Looks like the males are through and that Zambo is the Universal Sieger

http://www.svoe-schaeferhund.at/ima...niversalsieger/Universalsieger_Rueden_End.pdf


----------



## Smithie86 (Jan 9, 2001)

Title threw me for a minute, as teh WUSV is in Oct in the Ukraine. 

The above is the Universal Sieger in Austria.


----------



## wolfstraum (May 2, 2003)

he worked ok for a show dog....saw him here in Pittsburgh doing the WDA qualifer....got an 85 in protection....so IMO the whole thing is skewed - keep all the working dogs down in SGs and the V show dogs get an extra edge in the points....

Lee


----------



## Mrs.K (Jul 14, 2009)

Smithie86 said:


> Title threw me for a minute, as teh WUSV is in Oct in the Ukraine.
> 
> The above is the Universal Sieger in Austria.


WUSV Universalsieger in Hartkirchen Austria, would be the correct title. Sorry.


----------



## Mrs.K (Jul 14, 2009)

wolfstraum said:


> he worked ok for a show dog....saw him here in Pittsburgh doing the WDA qualifer....got an 85 in protection....so IMO the whole thing is skewed - keep all the working dogs down in SGs and the V show dogs get an extra edge in the points....
> 
> Lee


He's not the "Winner", winner. He's the best male. Last I checked he placed 12th. 

http://www.svoe-schaeferhund.at/ima.../2011/WUSV-Universalsieger/Ergebnis_Sa_Ab.pdf


----------



## wolfstraum (May 2, 2003)

ok - it is all in German so I can't figure it out the column headings...he DID win the WDA qualifier...\

isn't this a combo of the working placing and show placing????

Lee


----------



## Mrs.K (Jul 14, 2009)

Yes, it's the combo show&working placing. 

WUSV-Universalsieger

Here is the official SVOE Website, couldn't find any english translation though.

In Show, Zambo actually placed 2nd right behind Ballack from Germany and in working he placed 10th (as to the final end result).


----------



## holland (Jan 11, 2009)

So who won?


----------



## holland (Jan 11, 2009)

And how come they spell Canada with a K-they do know its a C don't they I mean we don't spell Germany with a D?


----------



## Mrs.K (Jul 14, 2009)

holland said:


> And how come they spell Canada with a K-they do know its a C don't they I mean we don't spell Germany with a D?

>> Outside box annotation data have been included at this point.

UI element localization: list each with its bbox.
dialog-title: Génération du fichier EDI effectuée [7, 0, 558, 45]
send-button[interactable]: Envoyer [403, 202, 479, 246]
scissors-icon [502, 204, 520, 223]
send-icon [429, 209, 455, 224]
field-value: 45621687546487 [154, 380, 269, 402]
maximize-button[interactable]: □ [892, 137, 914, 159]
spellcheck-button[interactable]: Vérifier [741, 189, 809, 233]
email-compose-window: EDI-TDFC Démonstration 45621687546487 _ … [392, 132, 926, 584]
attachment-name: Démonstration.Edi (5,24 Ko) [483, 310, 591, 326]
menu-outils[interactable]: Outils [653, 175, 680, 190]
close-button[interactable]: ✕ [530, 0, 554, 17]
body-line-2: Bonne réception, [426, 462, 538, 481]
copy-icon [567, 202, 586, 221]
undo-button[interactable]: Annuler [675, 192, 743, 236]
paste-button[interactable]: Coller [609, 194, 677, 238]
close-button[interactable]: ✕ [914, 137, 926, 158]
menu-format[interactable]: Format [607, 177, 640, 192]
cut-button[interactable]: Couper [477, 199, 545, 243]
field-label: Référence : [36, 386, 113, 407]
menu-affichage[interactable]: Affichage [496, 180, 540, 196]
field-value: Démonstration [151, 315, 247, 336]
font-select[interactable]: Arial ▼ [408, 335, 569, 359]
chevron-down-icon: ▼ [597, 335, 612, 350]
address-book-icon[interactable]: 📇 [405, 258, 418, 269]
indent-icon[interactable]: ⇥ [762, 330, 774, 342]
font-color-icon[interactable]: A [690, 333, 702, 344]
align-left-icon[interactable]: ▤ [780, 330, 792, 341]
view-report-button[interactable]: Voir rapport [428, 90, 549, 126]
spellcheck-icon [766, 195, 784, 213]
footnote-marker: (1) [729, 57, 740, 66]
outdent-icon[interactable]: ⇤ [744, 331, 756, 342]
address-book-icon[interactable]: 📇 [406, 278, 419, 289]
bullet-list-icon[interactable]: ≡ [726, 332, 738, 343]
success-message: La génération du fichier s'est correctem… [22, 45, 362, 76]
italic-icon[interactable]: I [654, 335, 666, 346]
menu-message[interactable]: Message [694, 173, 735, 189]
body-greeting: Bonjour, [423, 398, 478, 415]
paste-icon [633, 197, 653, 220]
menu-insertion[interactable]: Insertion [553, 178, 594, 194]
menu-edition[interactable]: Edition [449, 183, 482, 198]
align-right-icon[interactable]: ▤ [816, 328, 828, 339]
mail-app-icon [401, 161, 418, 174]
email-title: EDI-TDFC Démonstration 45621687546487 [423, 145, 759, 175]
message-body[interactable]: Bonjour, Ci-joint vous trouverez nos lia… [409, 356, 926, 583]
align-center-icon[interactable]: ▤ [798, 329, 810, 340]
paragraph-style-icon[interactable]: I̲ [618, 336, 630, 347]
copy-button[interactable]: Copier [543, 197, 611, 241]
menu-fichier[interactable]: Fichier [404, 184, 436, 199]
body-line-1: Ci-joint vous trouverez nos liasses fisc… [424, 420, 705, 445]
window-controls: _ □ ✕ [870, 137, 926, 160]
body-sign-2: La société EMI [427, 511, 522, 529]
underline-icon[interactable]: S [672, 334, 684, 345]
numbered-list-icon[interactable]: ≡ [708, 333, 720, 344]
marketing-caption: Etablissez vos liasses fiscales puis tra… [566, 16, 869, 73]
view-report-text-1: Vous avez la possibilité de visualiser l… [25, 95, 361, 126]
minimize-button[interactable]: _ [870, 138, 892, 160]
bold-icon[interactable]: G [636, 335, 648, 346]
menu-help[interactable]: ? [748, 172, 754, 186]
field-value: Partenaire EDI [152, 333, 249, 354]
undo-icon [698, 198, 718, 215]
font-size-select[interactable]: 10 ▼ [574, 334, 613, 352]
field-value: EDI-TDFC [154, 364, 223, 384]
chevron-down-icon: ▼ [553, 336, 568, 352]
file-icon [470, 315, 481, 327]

*K*anada is the German word for Canada. Just as Ameri*k*a is the German word for America or Ital*ien* is the German word for Italy and Frankreich for France or Schweiz for Switzerland


----------



## holland (Jan 11, 2009)

Oh now I feel stupid-so what is the German word for Germany


----------



## Mrs.K (Jul 14, 2009)

holland said:


> Oh now I feel stupid-so what is the German word for Germany


Deutschland


----------



## TitonsDad (Nov 9, 2009)

mrs.k said:


> deutschland :d


 or Motherland


----------



## holland (Jan 11, 2009)

How about that it does start with a D after all-who knew


----------



## Mrs.K (Jul 14, 2009)

TitonsDad said:


> or Motherland


or "Das gelobte Mutterland! (holy motherland)


----------